8 Google employees invented modern AI. This is the inside story


The last two weeks before the deadline were frantic. Although officially some team members still had desks in the building in 1945, they mostly worked in 1965 because its micro-kitchen had an improved espresso machine. “People weren't sleeping,” says Gomez, who as an intern was in a constant debugging frenzy and also created visualizations and diagrams for the paper. It's common in such projects to do some gutting – taking things out and seeing if what's left is enough to get the job done.

“There was every possible combination of tricks and modules – which one helps, which one doesn't help. Let's rip it up. Let's replace it with this,'” says Gomez. “Why is the model behaving in this opposite manner? Oh, that's because we didn't remember to do the masking properly. Does it work yet? OK, go to the next one. All of these components of what we now call a transformer were the outputs of this extremely high-speed, iterative trial and error. Shazir's implementation of the assisted resection produced “something minimalist”, says Jones. “Noam is a magician.”

Vaswani remembers that one night when the team was writing the paper, he collapsed on the office sofa. As he looked at the curtains that separated the sofa from the rest of the room, he was amazed to see patterns on the fabric that looked to him like synapses and neurons. Gomez was there, and Vaswani told him that what they were working on would surpass machine translation. “Ultimately, like the human brain, you need to unify all these modalities – speech, audio, vision – under a single architecture,” he says. “I had a strong idea that we were onto something more normal.”
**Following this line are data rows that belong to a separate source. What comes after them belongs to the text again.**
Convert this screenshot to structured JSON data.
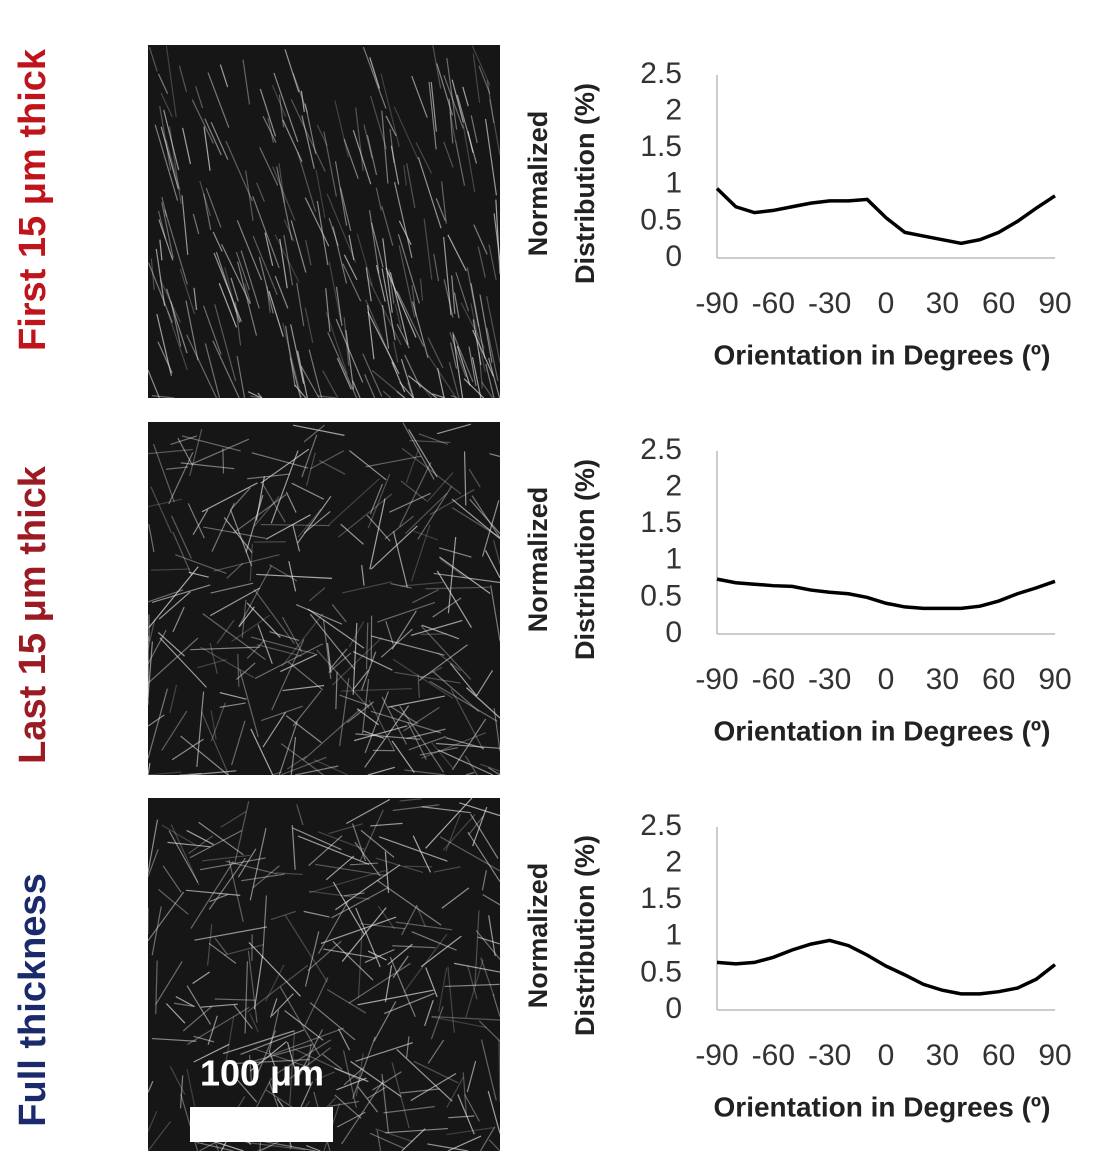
{
  "panels": [
    {
      "label": "First 15 μm thick",
      "label_color": "#c0141c"
    },
    {
      "label": "Last 15 μm thick",
      "label_color": "#9c1a22"
    },
    {
      "label": "Full thickness",
      "label_color": "#1b2a6b"
    }
  ],
  "scale_bar_label": "100 μm",
  "chart_data": [
    {
      "type": "line",
      "xlabel": "Orientation in Degrees (º)",
      "ylabel": [
        "Normalized",
        "Distribution (%)"
      ],
      "x": [
        -90,
        -80,
        -70,
        -60,
        -50,
        -40,
        -30,
        -20,
        -10,
        0,
        10,
        20,
        30,
        40,
        50,
        60,
        70,
        80,
        90
      ],
      "series": [
        {
          "color": "#000000",
          "values": [
            0.95,
            0.7,
            0.62,
            0.65,
            0.7,
            0.75,
            0.78,
            0.78,
            0.8,
            0.55,
            0.35,
            0.3,
            0.25,
            0.2,
            0.25,
            0.35,
            0.5,
            0.68,
            0.85
          ]
        }
      ],
      "xlim": [
        -90,
        90
      ],
      "xticks": [
        -90,
        -60,
        -30,
        0,
        30,
        60,
        90
      ],
      "ylim": [
        0,
        2.5
      ],
      "yticks": [
        0,
        0.5,
        1,
        1.5,
        2,
        2.5
      ]
    },
    {
      "type": "line",
      "xlabel": "Orientation in Degrees (º)",
      "ylabel": [
        "Normalized",
        "Distribution (%)"
      ],
      "x": [
        -90,
        -80,
        -70,
        -60,
        -50,
        -40,
        -30,
        -20,
        -10,
        0,
        10,
        20,
        30,
        40,
        50,
        60,
        70,
        80,
        90
      ],
      "series": [
        {
          "color": "#000000",
          "values": [
            0.75,
            0.7,
            0.68,
            0.66,
            0.65,
            0.6,
            0.57,
            0.55,
            0.5,
            0.42,
            0.37,
            0.35,
            0.35,
            0.35,
            0.38,
            0.45,
            0.55,
            0.63,
            0.72
          ]
        }
      ],
      "xlim": [
        -90,
        90
      ],
      "xticks": [
        -90,
        -60,
        -30,
        0,
        30,
        60,
        90
      ],
      "ylim": [
        0,
        2.5
      ],
      "yticks": [
        0,
        0.5,
        1,
        1.5,
        2,
        2.5
      ]
    },
    {
      "type": "line",
      "xlabel": "Orientation in Degrees (º)",
      "ylabel": [
        "Normalized",
        "Distribution (%)"
      ],
      "x": [
        -90,
        -80,
        -70,
        -60,
        -50,
        -40,
        -30,
        -20,
        -10,
        0,
        10,
        20,
        30,
        40,
        50,
        60,
        70,
        80,
        90
      ],
      "series": [
        {
          "color": "#000000",
          "values": [
            0.65,
            0.63,
            0.65,
            0.72,
            0.82,
            0.9,
            0.95,
            0.88,
            0.75,
            0.6,
            0.48,
            0.35,
            0.27,
            0.22,
            0.22,
            0.25,
            0.3,
            0.42,
            0.62
          ]
        }
      ],
      "xlim": [
        -90,
        90
      ],
      "xticks": [
        -90,
        -60,
        -30,
        0,
        30,
        60,
        90
      ],
      "ylim": [
        0,
        2.5
      ],
      "yticks": [
        0,
        0.5,
        1,
        1.5,
        2,
        2.5
      ]
    }
  ]
}
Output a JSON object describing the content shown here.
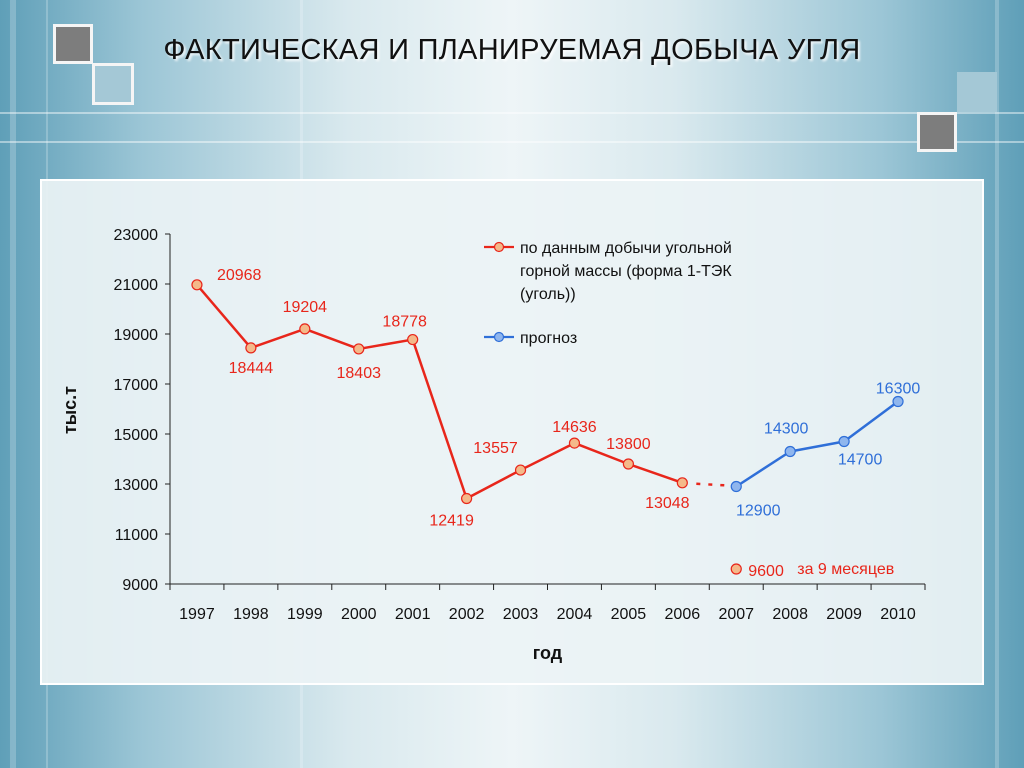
{
  "title": "ФАКТИЧЕСКАЯ И ПЛАНИРУЕМАЯ ДОБЫЧА УГЛЯ",
  "colors": {
    "actual": "#e8261b",
    "forecast": "#2f6fd8",
    "marker_fill": "#f4b98a"
  },
  "chart_data": {
    "type": "line",
    "title": "",
    "xlabel": "год",
    "ylabel": "тыс.т",
    "ylim": [
      9000,
      23000
    ],
    "yticks": [
      "9000",
      "11000",
      "13000",
      "15000",
      "17000",
      "19000",
      "21000",
      "23000"
    ],
    "categories": [
      "1997",
      "1998",
      "1999",
      "2000",
      "2001",
      "2002",
      "2003",
      "2004",
      "2005",
      "2006",
      "2007",
      "2008",
      "2009",
      "2010"
    ],
    "series": [
      {
        "name": "по данным добычи угольной горной массы (форма 1-ТЭК (уголь))",
        "legend_lines": [
          "по данным добычи угольной",
          "горной массы (форма 1-ТЭК",
          "(уголь))"
        ],
        "color": "#e8261b",
        "x": [
          "1997",
          "1998",
          "1999",
          "2000",
          "2001",
          "2002",
          "2003",
          "2004",
          "2005",
          "2006"
        ],
        "values": [
          20968,
          18444,
          19204,
          18403,
          18778,
          12419,
          13557,
          14636,
          13800,
          13048
        ],
        "labels": [
          "20968",
          "18444",
          "19204",
          "18403",
          "18778",
          "12419",
          "13557",
          "14636",
          "13800",
          "13048"
        ]
      },
      {
        "name": "прогноз",
        "legend_lines": [
          "прогноз"
        ],
        "color": "#2f6fd8",
        "x": [
          "2007",
          "2008",
          "2009",
          "2010"
        ],
        "values": [
          12900,
          14300,
          14700,
          16300
        ],
        "labels": [
          "12900",
          "14300",
          "14700",
          "16300"
        ]
      }
    ],
    "annotation": {
      "x": "2007",
      "value": 9600,
      "label": "9600",
      "note": "за 9 месяцев"
    },
    "legend_position": "top-right",
    "grid": false
  }
}
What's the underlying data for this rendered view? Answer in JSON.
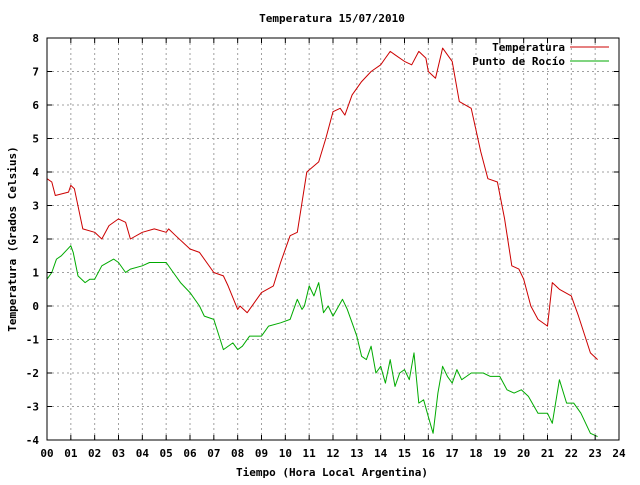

However, in the higher echelons of Google, this work was seen as just another interesting AI project. I asked several people at Transformers if their bosses ever called them for an update on the project. Not so much. But “we understood that this was potentially quite a big deal,” says Uszkoreit. “And that led us to really focus on one sentence of the paper at the end, where we comment on future work.”

That sentence anticipated what might come next – basically the application of the Transformer model to all forms of human expression. “We are excited about the future of attention-based models,” they wrote. “We plan to extend Transformer to problems involving input and output modalities other than text and investigate “images, audio, and video.”

A few nights before the deadline, Uszkorit realized he needed a title. Jones noted that the team had landed on a radical rejection of accepted best practices for one technology, particularly LSTMs: attention. The Beatles had a song called “All You Need Is Love”, Jones recalled. Why isn't the newspaper called “You only need to pay attention”?

the Beatles?

“I'm British,” says Jones. “Literally it took five seconds of thought. “I didn’t think they would use it.”

They continued collecting results from their experiments until the deadline. “The English-French numbers came five minutes before we had to submit our papers,” says Parmar. “I was sitting in the micro-kitchen in 1965, taking the last numbers.” With barely two minutes left he sent off the paper.